A família e o advogado negam o envolvimento de Catuaba com outro suspeito. “Alex nunca esteve em Jundiaí em sua vida e não conhece o Tiago. Eles nunca tinham se visto até esse fato, nunca houve qualquer contato”, explica Marina Catuaba, esposa do vendedor.

“A alegação de que eles são comparsas não se sustenta, não há qualquer prova, qualquer indício de quem mantinham uma relação”, argumenta o advogado.

Para ele, “se fosse um homem branco, com curso universitário e um emprego de alto nível, o processo poderia ter corrido de outra forma”, explicou, cogitando a possibilidade de racismo do Estado.

Condenação sem provas

Em julho deste ano, Catuaba foi condenado a 17 anos, 11 meses e 28 dias de prisão.

Para a defesa, a sentença não se sustenta, já que o Ministério Público Estadual não conseguiu comprovar que o vendedor estava na cena do crime.

“Toda a acusação é baseada apenas no depoimento da juíza, que parte de um reconhecimento frágil, feito pelos olhos. Não se sustenta essa condenação”, explica Gomes, que recorreu da decisão e aguarda a data para o julgamento em segunda instância.

Desde a sentença, Catuaba cumpre sua pena na Penitenciária II de Guareí, a 200 quilômetros do Jardim Figueira Grande, onde mora a família de Catuaba. Para visitá-lo, Marina viaja 3 horas para ir e outras 3 horas para retornar à sua residência.

Desempregada há um ano e criando os dois filhos do casal, Marina tem se sustentado com R$ 2 mil que recebe do auxílio reclusão do marido. Porém, os deslocamentos para visitar o vendedor a cada quinze dias e o “jumbo” – cesta com alimentos que o Estado não fornece aos presos – consomem boa parte do valor.

“Tem sido bem difícil, eu estou sendo pai e mãe. Ele ficou um ano em Jundiaí e eu ia visitá-lo todo final de semana, ia de ônibus, trem e metrô e era bem cansativo. Agora, ele está preso em Guareí e eu visito ele a cada 15 dias, é bem desgastante”, afirma Marina.

Os dois filhos do casal, um menino de dois anos e uma menina de oito anos, não sabem que o pai está preso. “Ela acha que o Alex está trabalhando, pergunta dele todo dia e eu digo que ele ainda vai voltar. É uma tristeza”, desabafa.

O assalto

No dia 1 de março, cinco assaltantes foram até uma primeira residência no bairro do Caxambu, em Jundiaí. Lá, roubaram joias e celulares. Em seguida, seguiram para outra casa, na mesma rua, onde a juíza chegava com seu carro. Ela foi abordada, colocada no banco do passageiro e entrou no local com os ladrões.

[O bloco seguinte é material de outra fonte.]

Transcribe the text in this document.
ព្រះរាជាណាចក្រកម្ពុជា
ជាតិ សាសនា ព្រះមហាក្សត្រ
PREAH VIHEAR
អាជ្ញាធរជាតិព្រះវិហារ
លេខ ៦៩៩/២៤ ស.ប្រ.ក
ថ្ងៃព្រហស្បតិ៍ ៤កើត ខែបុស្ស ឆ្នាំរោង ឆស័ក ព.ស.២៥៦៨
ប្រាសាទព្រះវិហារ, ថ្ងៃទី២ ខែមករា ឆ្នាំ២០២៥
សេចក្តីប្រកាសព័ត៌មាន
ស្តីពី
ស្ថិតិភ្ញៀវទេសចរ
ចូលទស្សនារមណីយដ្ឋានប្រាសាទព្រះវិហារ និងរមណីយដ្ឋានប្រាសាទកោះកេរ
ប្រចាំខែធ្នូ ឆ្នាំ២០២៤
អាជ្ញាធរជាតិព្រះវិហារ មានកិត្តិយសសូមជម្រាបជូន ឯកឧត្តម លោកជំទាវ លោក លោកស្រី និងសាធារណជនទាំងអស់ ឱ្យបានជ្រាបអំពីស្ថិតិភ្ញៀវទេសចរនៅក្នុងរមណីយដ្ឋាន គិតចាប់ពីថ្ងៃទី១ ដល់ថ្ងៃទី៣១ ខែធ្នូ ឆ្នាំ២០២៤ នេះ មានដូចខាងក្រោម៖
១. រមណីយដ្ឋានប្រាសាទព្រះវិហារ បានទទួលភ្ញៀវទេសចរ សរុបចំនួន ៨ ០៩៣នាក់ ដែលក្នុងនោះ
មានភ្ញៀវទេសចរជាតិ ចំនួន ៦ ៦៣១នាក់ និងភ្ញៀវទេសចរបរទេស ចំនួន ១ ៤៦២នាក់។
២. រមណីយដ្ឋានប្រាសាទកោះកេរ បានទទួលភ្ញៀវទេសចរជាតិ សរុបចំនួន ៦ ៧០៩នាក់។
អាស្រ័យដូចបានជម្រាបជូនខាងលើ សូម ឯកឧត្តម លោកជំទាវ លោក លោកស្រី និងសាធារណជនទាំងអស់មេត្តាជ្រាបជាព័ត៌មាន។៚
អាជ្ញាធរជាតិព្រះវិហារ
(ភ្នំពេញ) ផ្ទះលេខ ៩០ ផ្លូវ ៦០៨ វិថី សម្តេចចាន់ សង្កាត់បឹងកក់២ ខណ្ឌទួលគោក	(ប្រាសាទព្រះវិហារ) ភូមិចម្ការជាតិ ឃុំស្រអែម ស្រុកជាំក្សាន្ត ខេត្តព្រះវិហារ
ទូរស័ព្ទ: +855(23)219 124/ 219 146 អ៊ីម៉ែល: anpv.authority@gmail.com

Os assaltantes passaram cerca de uma hora na residência da magistrada e, de lá, levaram joias, celulares, um aparelho televisor e dinheiro. Os cinco fugiram do local com o carro da juíza e o abandonaram algumas quarteirões depois, incendiado.

Outro lado

Questionada sobre os métodos de reconhecimento adotados na 3ª DP de Jundiaí, a Secretaria de Segurança Pública (SSP) afirmou, em uma nota genérica, que “os fatos foram investigados por meio de inquérito policial instaurado na Delegacia de Investigações Gerais (DIG) de Jundiaí. O caso foi relatado à Justiça em junho de 2018.”

O Ministério Público Estadual (MPE) informou que a juíza sentenciante considerou “que o conjunto probatório amealhado é contundente em apontar para a responsabilidade penal dos réus no evento criminoso”.